If Ron DeSantis was hoping for a flashy entrance into the 2024 race for the White House, Wednesday’s Twitter Spaces event hosted by CEO Elon Musk and moderator David Sacks was not it.
The long-awaited official launch event of the DeSantis 2024 campaign ended up being a disjointed mess peppered with technical issues that was instantly ridiculed by his political enemies.
The governor spoke for a little more than an hour before he rushed off to attend a slightly more technically-sound interview on the Fox News channel; the Twitter event began late, with the first iteration of the chat room crashing and haveing to be rebooted.
Campaign staffers for President Joe Biden didn’t miss the opportunity to stick a knife in the governor’s wound, tweeting: “This link works”, and providing a portal to a donation page.
The second iteration fared better, but quickly became equally as focused on a sort of Elon Musk lovefest as it was on the Florida governor, who found himself pushing his record in the state at every opportunity while other speakers focused on national issues — including, mainly, the supposed censorship of conservatives on social media platforms. He found no openings to substantively hit former President Donald Trump, who meanwhile was battering the governor in a series of press releases and Truth Social postings.
Mr DeSantis’s launch event was joined by Congressman Thomas Massie, an endorser of the governor in the House of Representatives. Still, Mr Massie couldn’t help ending his remarks not with a rousing call to support his friend, the governor, but rather with starstruck praise for Mr Musk — including the excited declaration that he owned a Tesla.
The governor spent a notable portion of his time defending his war against the Disney corporation, which has begun to look increasingly costly for the state of Florida with the company filing a lawsuit against him and accusing him of using his office to discriminate against their business over a political agenda. The Disney corporation recently announced that it was axing a major business development project in Orlando as the dispute escalated, which did not escape Mr DeSantis’s focus on Wednesday evening. He complained that the once-planned project was wholly unrelated to the state’s dispute with Disney’s self-managed business district, and speculated without any real knowledge that the company had fallen on tough financial times, supposedly necessitating the shuttering of the project.

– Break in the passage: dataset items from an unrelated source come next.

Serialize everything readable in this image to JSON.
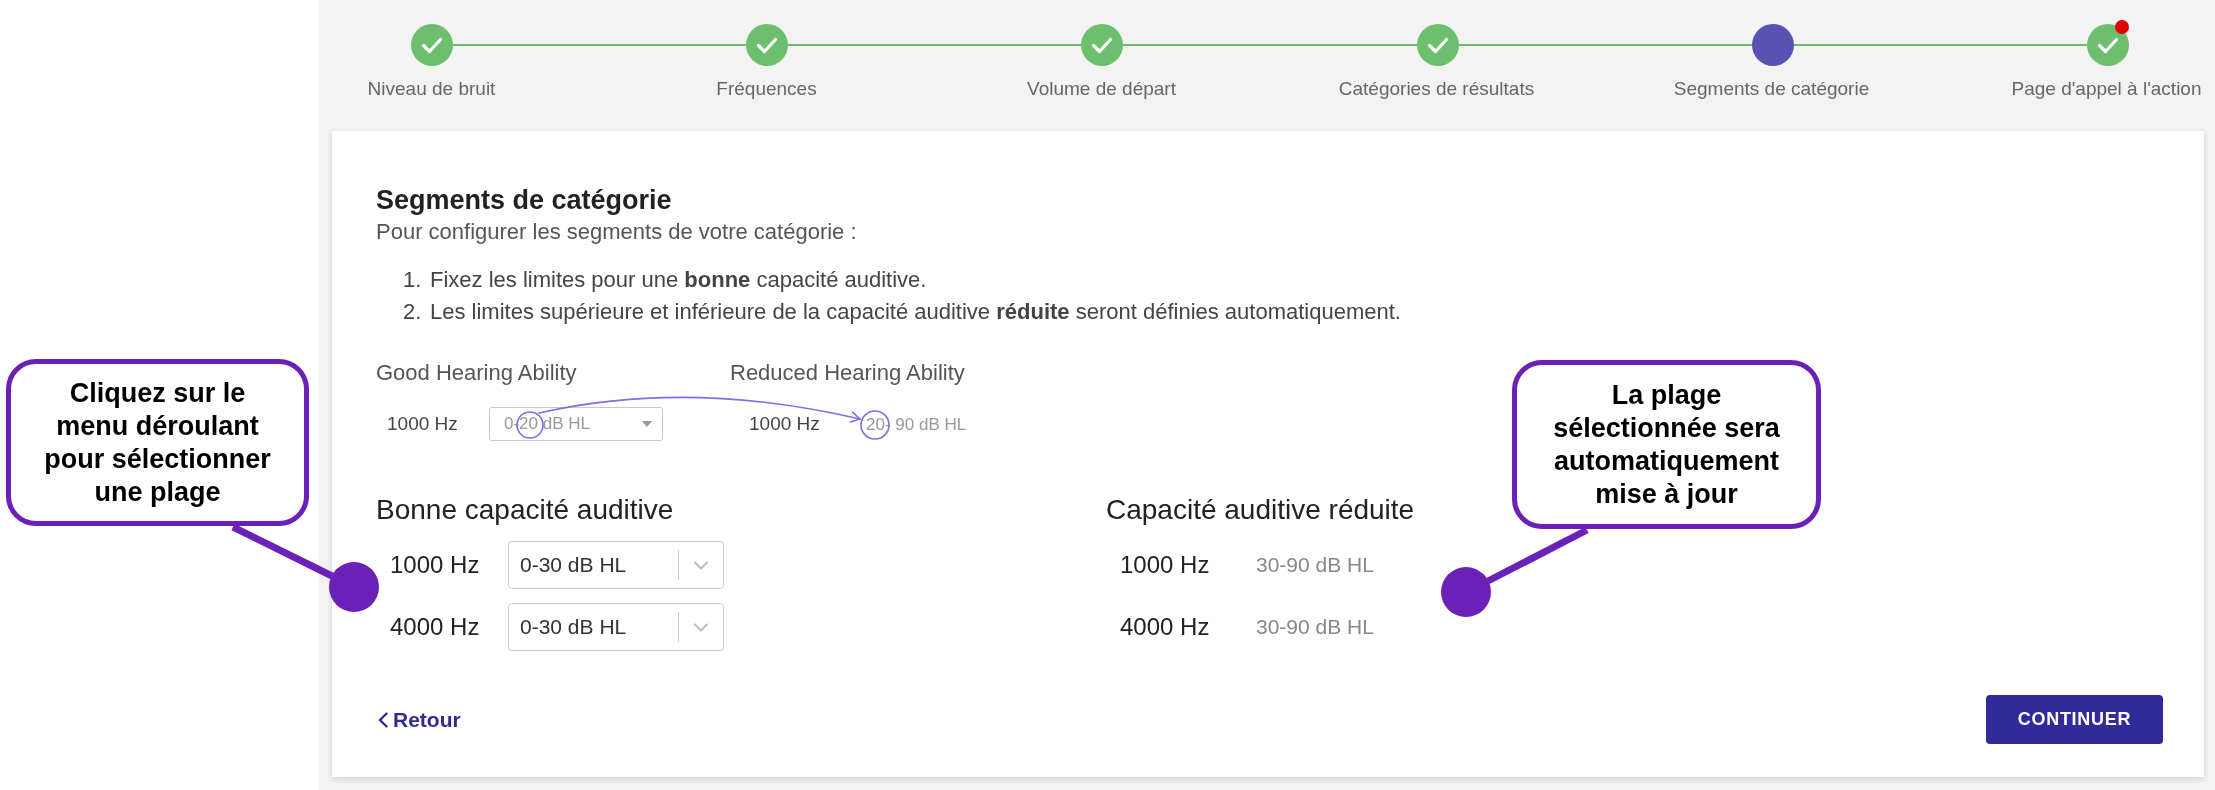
{
  "stepper": {
    "steps": [
      {
        "label": "Niveau de bruit",
        "completed": true,
        "selected": false,
        "alert": false
      },
      {
        "label": "Fréquences",
        "completed": true,
        "selected": false,
        "alert": false
      },
      {
        "label": "Volume de départ",
        "completed": true,
        "selected": false,
        "alert": false
      },
      {
        "label": "Catégories de résultats",
        "completed": true,
        "selected": false,
        "alert": false
      },
      {
        "label": "Segments de catégorie",
        "completed": false,
        "selected": true,
        "alert": false
      },
      {
        "label": "Page d'appel à l'action",
        "completed": true,
        "selected": false,
        "alert": true
      }
    ]
  },
  "card": {
    "title": "Segments de catégorie",
    "intro": "Pour configurer les segments de votre catégorie :",
    "instructions": [
      {
        "number": "1.",
        "text": "Fixez les limites pour une **bonne** capacité auditive."
      },
      {
        "number": "2.",
        "text": "Les limites supérieure et inférieure de la capacité auditive **réduite** seront définies automatiquement."
      }
    ],
    "example": {
      "columns": [
        {
          "title": "Good Hearing Ability",
          "rows": [
            {
              "frequency": "1000 Hz",
              "value": "0-20 dB HL",
              "kind": "dropdown"
            }
          ]
        },
        {
          "title": "Reduced Hearing Ability",
          "rows": [
            {
              "frequency": "1000 Hz",
              "value": "20- 90 dB HL",
              "kind": "text"
            }
          ]
        }
      ]
    },
    "form": {
      "columns": [
        {
          "title": "Bonne capacité auditive",
          "rows": [
            {
              "frequency": "1000 Hz",
              "value": "0-30 dB HL",
              "kind": "dropdown"
            },
            {
              "frequency": "4000 Hz",
              "value": "0-30 dB HL",
              "kind": "dropdown"
            }
          ]
        },
        {
          "title": "Capacité auditive réduite",
          "rows": [
            {
              "frequency": "1000 Hz",
              "value": "30-90 dB HL",
              "kind": "text"
            },
            {
              "frequency": "4000 Hz",
              "value": "30-90 dB HL",
              "kind": "text"
            }
          ]
        }
      ]
    },
    "back_link": "Retour",
    "continue_button": "CONTINUER"
  },
  "callouts": [
    {
      "text": "Cliquez sur le\nmenu déroulant\npour sélectionner\nune plage"
    },
    {
      "text": "La plage\nsélectionnée sera\nautomatiquement\nmise à jour"
    }
  ]
}
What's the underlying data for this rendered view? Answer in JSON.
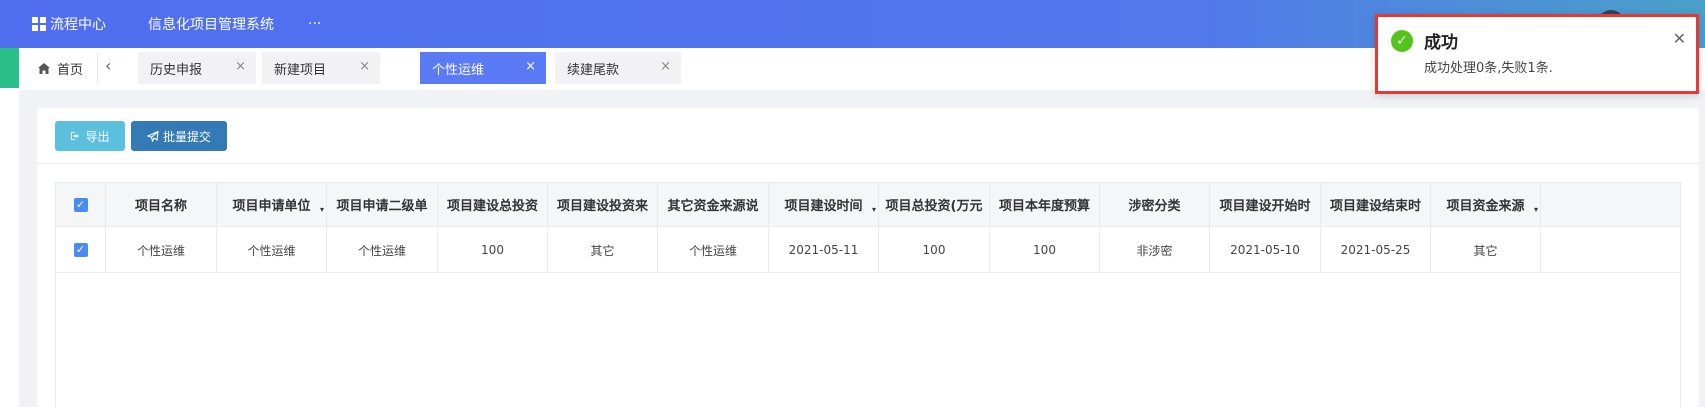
{
  "topbar": {
    "menu": [
      {
        "label": "流程中心",
        "icon": "grid-icon"
      },
      {
        "label": "信息化项目管理系统"
      },
      {
        "label": "···"
      }
    ]
  },
  "tabs": {
    "home_label": "首页",
    "items": [
      {
        "label": "历史申报",
        "active": false
      },
      {
        "label": "新建项目",
        "active": false
      },
      {
        "label": "个性运维",
        "active": true
      },
      {
        "label": "续建尾款",
        "active": false
      }
    ],
    "close_glyph": "×",
    "back_glyph": "‹"
  },
  "toolbar": {
    "export_label": "导出",
    "batch_submit_label": "批量提交"
  },
  "table": {
    "columns": [
      "项目名称",
      "项目申请单位",
      "项目申请二级单",
      "项目建设总投资",
      "项目建设投资来",
      "其它资金来源说",
      "项目建设时间",
      "项目总投资(万元",
      "项目本年度预算",
      "涉密分类",
      "项目建设开始时",
      "项目建设结束时",
      "项目资金来源"
    ],
    "rows": [
      {
        "checked": true,
        "cells": [
          "个性运维",
          "个性运维",
          "个性运维",
          "100",
          "其它",
          "个性运维",
          "2021-05-11",
          "100",
          "100",
          "非涉密",
          "2021-05-10",
          "2021-05-25",
          "其它"
        ]
      }
    ],
    "header_checked": true
  },
  "toast": {
    "title": "成功",
    "message": "成功处理0条,失败1条.",
    "status_color": "#52c41a",
    "highlight_color": "#e53935"
  },
  "colors": {
    "topbar": "#4f6ef0",
    "active_tab": "#5b7bf6",
    "export_button": "#5bc0de",
    "submit_button": "#337ab7"
  }
}
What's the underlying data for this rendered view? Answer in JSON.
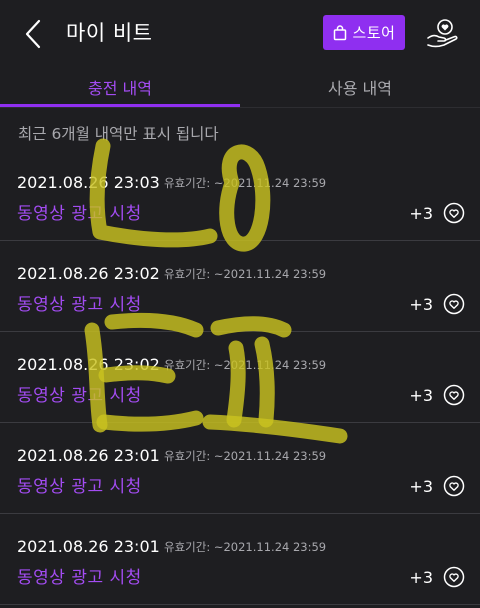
{
  "header": {
    "title": "마이 비트",
    "store_label": "스토어"
  },
  "tabs": [
    {
      "label": "충전 내역",
      "active": true
    },
    {
      "label": "사용 내역",
      "active": false
    }
  ],
  "notice": "최근 6개월 내역만 표시 됩니다",
  "items": [
    {
      "date": "2021.08.26 23:03",
      "expiry": "유효기간: ~2021.11.24 23:59",
      "label": "동영상 광고 시청",
      "amount": "+3"
    },
    {
      "date": "2021.08.26 23:02",
      "expiry": "유효기간: ~2021.11.24 23:59",
      "label": "동영상 광고 시청",
      "amount": "+3"
    },
    {
      "date": "2021.08.26 23:02",
      "expiry": "유효기간: ~2021.11.24 23:59",
      "label": "동영상 광고 시청",
      "amount": "+3"
    },
    {
      "date": "2021.08.26 23:01",
      "expiry": "유효기간: ~2021.11.24 23:59",
      "label": "동영상 광고 시청",
      "amount": "+3"
    },
    {
      "date": "2021.08.26 23:01",
      "expiry": "유효기간: ~2021.11.24 23:59",
      "label": "동영상 광고 시청",
      "amount": "+3"
    }
  ],
  "icons": {
    "back": "chevron-left-icon",
    "store": "shopping-bag-icon",
    "profile": "hand-heart-icon",
    "item": "heart-circle-icon"
  },
  "colors": {
    "background": "#1e1e21",
    "accent": "#8f2ff0",
    "accent_text": "#a34cf2",
    "secondary_text": "#a8a8ad",
    "scribble": "#c9c220"
  }
}
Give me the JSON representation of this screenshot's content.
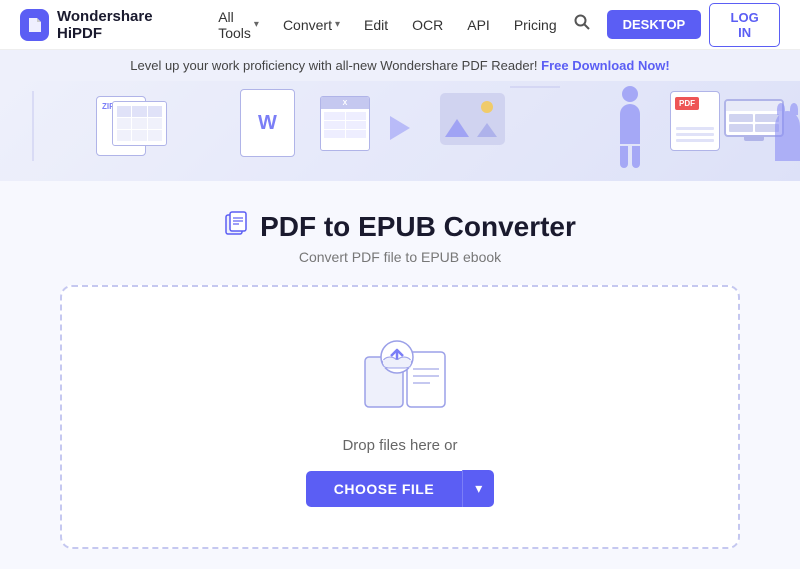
{
  "navbar": {
    "logo_text": "Wondershare HiPDF",
    "nav_items": [
      {
        "label": "All Tools",
        "has_caret": true
      },
      {
        "label": "Convert",
        "has_caret": true
      },
      {
        "label": "Edit",
        "has_caret": false
      },
      {
        "label": "OCR",
        "has_caret": false
      },
      {
        "label": "API",
        "has_caret": false
      },
      {
        "label": "Pricing",
        "has_caret": false
      }
    ],
    "desktop_btn": "DESKTOP",
    "login_btn": "LOG IN"
  },
  "banner": {
    "text": "Level up your work proficiency with all-new Wondershare PDF Reader!",
    "link_text": "Free Download Now!"
  },
  "page": {
    "title": "PDF to EPUB Converter",
    "subtitle": "Convert PDF file to EPUB ebook",
    "drop_text": "Drop files here or",
    "choose_file_btn": "CHOOSE FILE"
  }
}
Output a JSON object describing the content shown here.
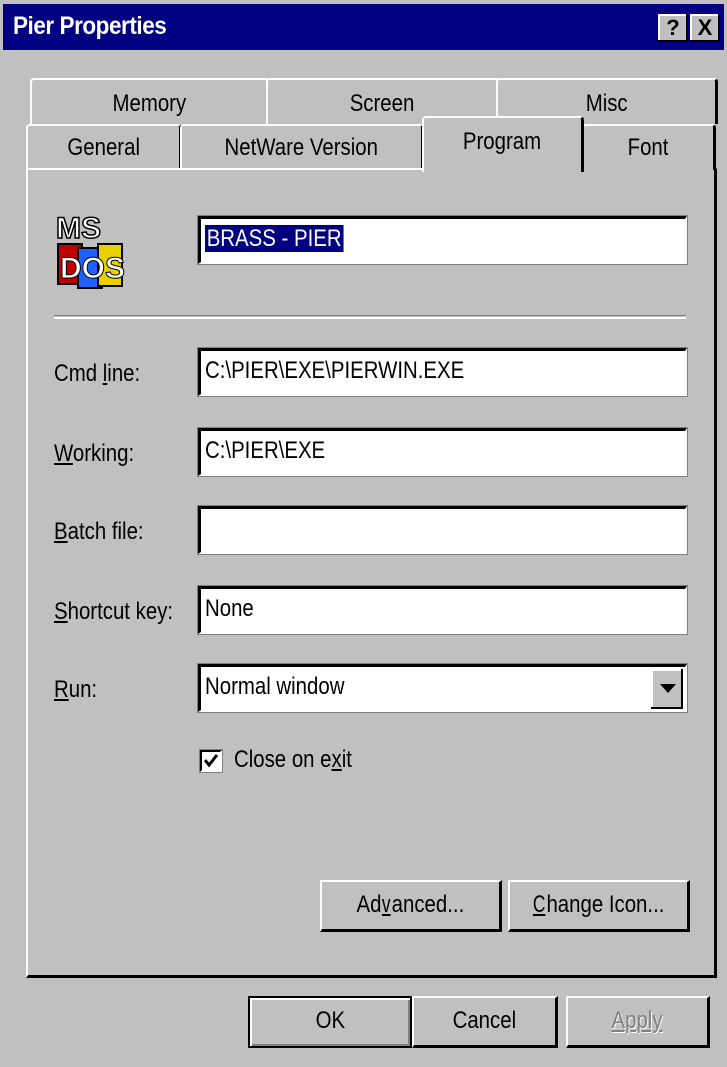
{
  "window": {
    "title": "Pier Properties",
    "help_btn": "?",
    "close_btn": "X"
  },
  "tabs": {
    "row1": [
      "Memory",
      "Screen",
      "Misc"
    ],
    "row2": [
      "General",
      "NetWare Version",
      "Program",
      "Font"
    ],
    "active": "Program"
  },
  "program": {
    "icon_name": "ms-dos-icon",
    "icon_text_top": "MS",
    "icon_text_bottom": "DOS",
    "title_value": "BRASS - PIER",
    "cmd_line_label": "Cmd line:",
    "cmd_line_value": "C:\\PIER\\EXE\\PIERWIN.EXE",
    "working_label": "Working:",
    "working_value": "C:\\PIER\\EXE",
    "batch_label": "Batch file:",
    "batch_value": "",
    "shortcut_label": "Shortcut key:",
    "shortcut_value": "None",
    "run_label": "Run:",
    "run_value": "Normal window",
    "close_on_exit_label": "Close on exit",
    "close_on_exit_checked": true,
    "advanced_label": "Advanced...",
    "change_icon_label": "Change Icon..."
  },
  "footer": {
    "ok": "OK",
    "cancel": "Cancel",
    "apply": "Apply"
  }
}
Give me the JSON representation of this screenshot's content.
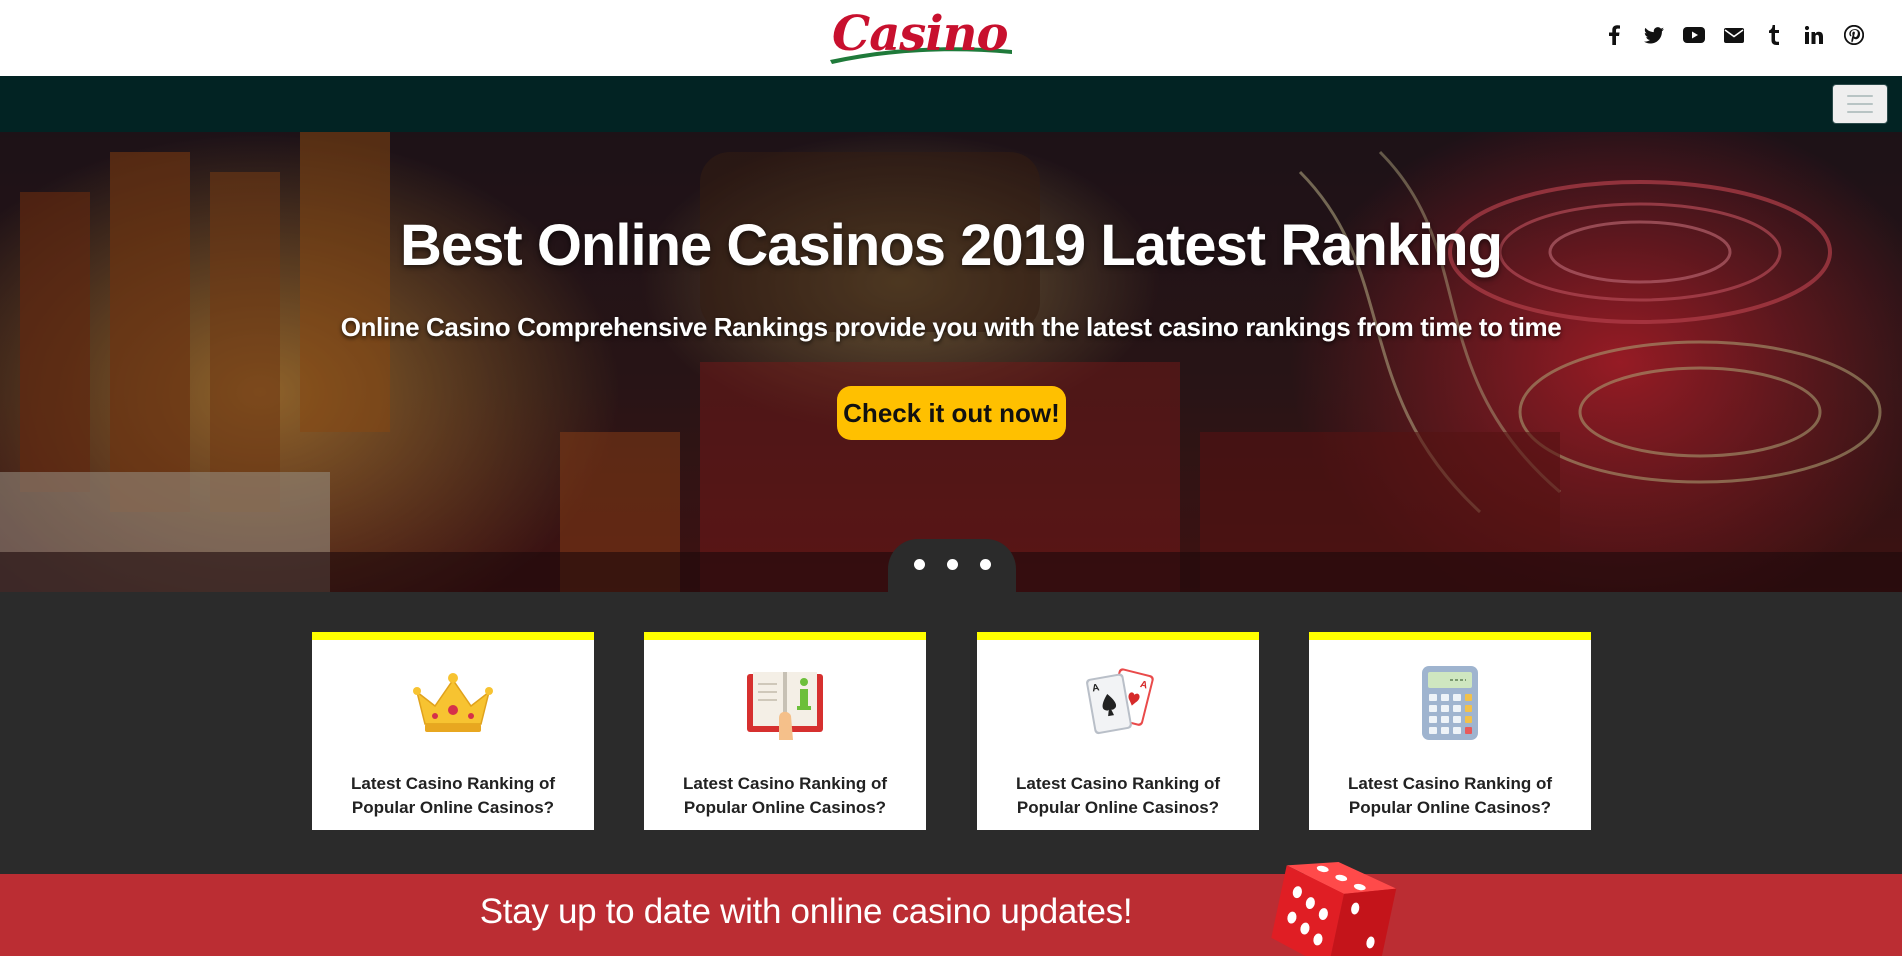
{
  "header": {
    "logo_text": "Casino",
    "social_icons": [
      "facebook-icon",
      "twitter-icon",
      "youtube-icon",
      "envelope-icon",
      "tumblr-icon",
      "linkedin-icon",
      "pinterest-icon"
    ]
  },
  "nav": {
    "menu_icon": "hamburger-icon"
  },
  "hero": {
    "title": "Best Online Casinos 2019 Latest Ranking",
    "subtitle": "Online Casino Comprehensive Rankings provide you with the latest casino rankings from time to time",
    "cta_label": "Check it out now!",
    "carousel_dots": 3
  },
  "cards": [
    {
      "icon": "crown-icon",
      "title": "Latest Casino Ranking of Popular Online Casinos?"
    },
    {
      "icon": "book-info-icon",
      "title": "Latest Casino Ranking of Popular Online Casinos?"
    },
    {
      "icon": "playing-cards-icon",
      "title": "Latest Casino Ranking of Popular Online Casinos?"
    },
    {
      "icon": "calculator-icon",
      "title": "Latest Casino Ranking of Popular Online Casinos?"
    }
  ],
  "banner": {
    "text": "Stay up to date with online casino updates!"
  },
  "colors": {
    "brand_red": "#c8102e",
    "nav_bg": "#022323",
    "cta_yellow": "#ffc000",
    "card_accent": "#ffff00",
    "banner_red": "#bb2d33",
    "section_bg": "#2b2b2b"
  }
}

His remarks came as foes on all sides mocked the governor’s belly-flop into the 2024 race; Donald Trump, his main rival for the GOP nomination, dubbed the event Mr DeSantis’s “failure to launch” in a press release from his campaign, while Democratic Congresswoman Alexandria Ocasio-Cortez gleefully noted that her own non-campaign-related Among Us session with Twitch streamers Hasanabi and Pokimane had easily surpassed the attendance of Mr Musk and Mr DeSantis’s Twitter Space.
Even frequent Musk fanboy “Catturd2”, a hero of the right-wing Twittersphere, panned the event as “like being forced to listen to a conference call you can't wait to get off of”.
"Ron DeSantis’ botched campaign announcement is another example of why he is just not ready for the job. The stakes are too high, and the fight to save America is too critical to gamble on a first-timer who is clearly not ready for prime time. President Trump is the proven leader that will be ready on day one to turn the country around,” said a spokeswoman for the Trump campaign.
The bloodletting didn’t stop there. Mr DeSantis couldn’t even find a friendly reception on the website of Fox News, where he was headed only minutes later for an interview, which dubbed the event “amateur hour”.
“Much-hyped Ron DeSantis presidential announcement a disaster on Twitter,” declared the conservative news site in a headline.
Altogether, the reception of the event was indeed a disaster — even if the performance of the candidate himself found little room for critiques. The governor sounded composed and prepared to hit his talking points on the rare occaision that he actually got to make them, and there were none of the awkward gaffes that have hounded his potential general election opponent Joe Biden.
But the actual event itself, with control of much of it being handed away from the DeSantis campaign, was at times hardly focused on the candidate itself. Compounded by the audio-only nature of the discussion, it led to a series of branding and showmanship failures that quickly added up to a muddled mess which was potentially, in the end, less impressive than the campaign launch of longshot candidate Sen Tim Scott earlier in the week.
Mr DeSantis enters the 2024 race as the only Republican polling in the double digits in matchups against Donald Trump and others. But Wednesday night’s wheezing jog onto the track by the Florida governor did not give the impression of a candidate capable of maintaining a sustained campaign against the former president, who has already focused his sights directly on his rival.